Don’t Purposely Damage Your Skin
The first known sunscreen was invented in the 1930s and was a thick, red sort of jelly substance. We have come a long way since then with the sunscreen that we use now. Believe it or not, the sunscreens that we use today were created in the 1990s. The 90’s were still full of sunbathing beauties, rubbing on that baby oil instead of sunscreen, just increasing their chances of developing skin cancer down the road.

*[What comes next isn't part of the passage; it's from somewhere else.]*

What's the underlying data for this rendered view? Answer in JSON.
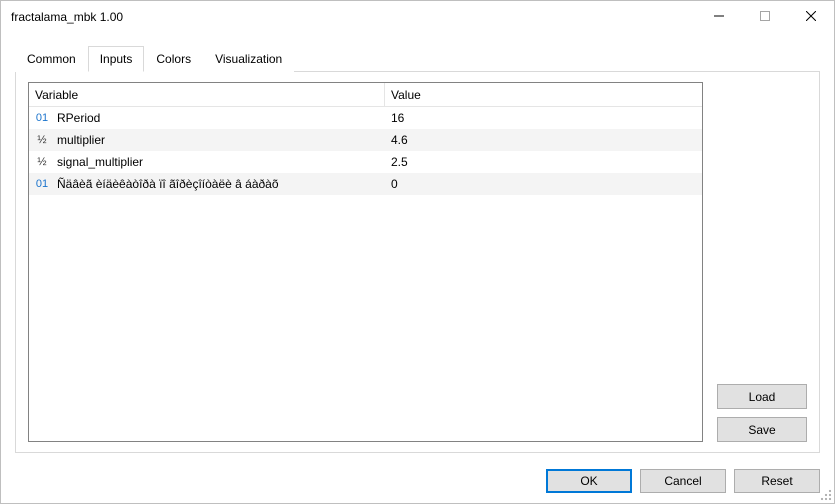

We now know the dangers of UV rays and indoor tanning beds, but many people just can’t resist that bronzed glow after engaging in what they think may be a couple of hours of harmless rays. That is anything but correct.
According to skincancer.org, “tanning doesn’t only increase your risk of developing a melanoma— it increases your risk of developing other types of skin cancer as well. A single session causes a 67 percent increased risk of developing squamous cell carcinoma (SCC) and a 29 percent increased risk of developing basal cell carcinoma (BCC). Melanoma is the deadliest form of skin cancer, but BCC and SCC are the two most common forms of cancer.”
You Can Still Have Bronzed, Safe & Healthy Skin
Now that you’ve had your cancer scare, it is time to start researching what is safe for your skin. The doctors have preached no more tanning beds, no more sunbathing, no more going outside without sunscreen, seek shade when you are outside and always wear appropriate clothing to cover your skin. So how can someone who wants bronzed, sun kissed skin obtain that golden skin coloration?
The common consensus among the American Academy of Dermatology is that self-tanners are a safe and alternative way to achieve a tan. The Mayo Clinic also agrees! As long as the sunless tanning products are used per instruction, they are perfectly safe for use. There is no danger to our skin from using a sunless tanning product, especially one that is all natural.
The active ingredient in most sunless tanners is the coloring agent dihydroxyacetone (DHA). The faux glow is created by coating your skin with the DHA which then interacts with the dead surface cells in the epidermis to darken skin color and simulate a tan. The result usually lasts for several days. It is considered safe since it is derived from beet or cane sugar, which we love, and the FDA approves!
The DHA reacts with the amino acids in the top layer of skin causing a browning effect, like when a piece of fruit browns over time. The darkening effect takes place in about four hours and wears off when your outer layer of skin has naturally shed.
Still Use Sunscreen
Even though you may think that because you have a layer of sunless tanning on your skin, your skin is protected, it is not! UV rays can still harm your skin even with a sunless tan. It is very important to use sunscreen daily, even when you aren’t necessarily hanging out in the sun for hours.
According to the FDA, there have been very few complaints or issues associated with the use of sunless tanning products filed with the agency. Sunless tanning products remain the safest way to obtain a healthy glow on your skin. So whether you just had a cancer diagnosis or are researching ways to stay safe from harmful UV rays, sunless tanning is the way to go.